Vision and vision restoration
Dysfunction of the visual system, leading to visual handicap or blindness, is critical in humans. Blindness has a drastic effect on day-to-day life but, unfortunately, sight-restoring therapy for the visually impaired and blind is still a major unmet medical need. To find ways to repair visual dysfunction, Botond Roska and his co-workers investigate the retina, thalamus and cortex at the level of cell types and circuits. The knowledge they are acquiring has already improved our understanding of disease mechanisms and opened up paths to potential treatments.
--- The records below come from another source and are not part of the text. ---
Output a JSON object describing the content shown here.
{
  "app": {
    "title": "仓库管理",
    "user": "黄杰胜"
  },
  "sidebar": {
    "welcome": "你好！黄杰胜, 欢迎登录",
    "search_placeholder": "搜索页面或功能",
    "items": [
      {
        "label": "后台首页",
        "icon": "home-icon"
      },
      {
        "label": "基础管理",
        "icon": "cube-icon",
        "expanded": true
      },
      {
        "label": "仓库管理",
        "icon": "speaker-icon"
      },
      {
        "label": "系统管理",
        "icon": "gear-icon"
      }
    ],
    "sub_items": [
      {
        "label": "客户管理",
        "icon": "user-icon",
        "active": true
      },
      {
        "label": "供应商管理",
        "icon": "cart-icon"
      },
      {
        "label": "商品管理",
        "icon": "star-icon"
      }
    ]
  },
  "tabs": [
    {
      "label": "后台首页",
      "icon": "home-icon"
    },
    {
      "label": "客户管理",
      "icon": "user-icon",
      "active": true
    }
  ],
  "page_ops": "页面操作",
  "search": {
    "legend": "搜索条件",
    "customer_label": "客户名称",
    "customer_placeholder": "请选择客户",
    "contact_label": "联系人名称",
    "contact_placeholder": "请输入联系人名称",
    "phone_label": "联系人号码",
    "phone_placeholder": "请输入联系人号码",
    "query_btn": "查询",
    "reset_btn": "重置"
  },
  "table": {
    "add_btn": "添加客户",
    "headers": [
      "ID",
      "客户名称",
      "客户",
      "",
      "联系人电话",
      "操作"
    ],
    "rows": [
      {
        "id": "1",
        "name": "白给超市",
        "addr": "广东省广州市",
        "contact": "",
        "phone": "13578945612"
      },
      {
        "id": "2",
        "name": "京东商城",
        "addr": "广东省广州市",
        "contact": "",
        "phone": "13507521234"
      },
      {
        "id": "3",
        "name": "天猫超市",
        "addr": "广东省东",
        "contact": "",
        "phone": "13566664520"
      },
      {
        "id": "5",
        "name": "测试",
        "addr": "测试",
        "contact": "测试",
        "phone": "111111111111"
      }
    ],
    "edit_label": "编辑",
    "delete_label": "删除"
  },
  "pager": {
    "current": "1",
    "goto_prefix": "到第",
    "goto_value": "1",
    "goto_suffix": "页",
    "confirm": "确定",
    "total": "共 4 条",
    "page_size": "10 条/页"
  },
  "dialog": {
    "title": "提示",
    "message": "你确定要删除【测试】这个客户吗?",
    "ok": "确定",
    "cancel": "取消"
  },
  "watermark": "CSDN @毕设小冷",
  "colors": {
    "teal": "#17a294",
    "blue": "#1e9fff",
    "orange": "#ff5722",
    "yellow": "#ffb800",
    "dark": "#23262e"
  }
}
Botond Roska's research group has illustrated how cell types in the visual system interact in local and long-range circuits and extract features from the visual scene. Combining this knowledge with human genetics and molecular techniques, they have provided insights into the mechanisms of cell type-specific genetic diseases. Bringing their knowledge of visual circuits together with technologies such as optogenetics, they have designed novel therapies for restoring vision in genetic forms of blindness. The essence of these optogenetic therapies is to deliver genetically encoded light sensors to strategically important retinal cell types in the blind retina. Once there, non-photoreceptor cells are converted into photosensors or the photosensitivity of native photoreceptors compromised by disease is restored. These artificial photoreceptors then drive vision. Botond Roska's work illustrates how insights into the organization of the cell types and circuits of the nervous system, when combined with cellular engineering, could be used to design new therapies to fight blindness.
THE LOUIS-JEANTET PRIZES
Established in 1986, the Louis-Jeantet Prizes distinguish leading-edge researchers every year. As one of the best-endowed awards in Europe, the Louis-Jeantet Prizes foster scientific excellence. They are not intended solely as the recognition of work that has been completed, but also to encourage the continuation of innovative research projects. Among the 90 prize-winning researchers of the Louis-Jeantet Prizes, 12 subsequently won the Nobel Prize for physiology or medicine, or the Nobel Prize for chemistry.
The Award Ceremony will be held in Geneva on 10 April 2019.
Botond Roska was born in 1969 in Hungary. He obtained his M.D. at the Semmelweis Medical School, a Ph.D. in neurobiology from the University of California, Berkeley and studied genetics and virology as a Harvard Society Fellow at Harvard University and the Harvard Medical School. He has been leading a research group at the Friedrich Miescher Institute in Basel since 2005. In 2014 he became Professor at the Medical Faculty of the University of Basel and he is now a founding director of the Institute of Molecular and Clinical Ophthalmology Basel (IOB).
Botond Roska was elected as a member of the European Molecular Biology Organization (EMBO) in 2011. He has received numerous awards, including the Viva Award in 2010, the Alcon Award in 2011, the Alfred Vogt Award in 2013, the Cogan Award in 2016, the Bressler Prize and the Alden W. Spencer Award in 2018.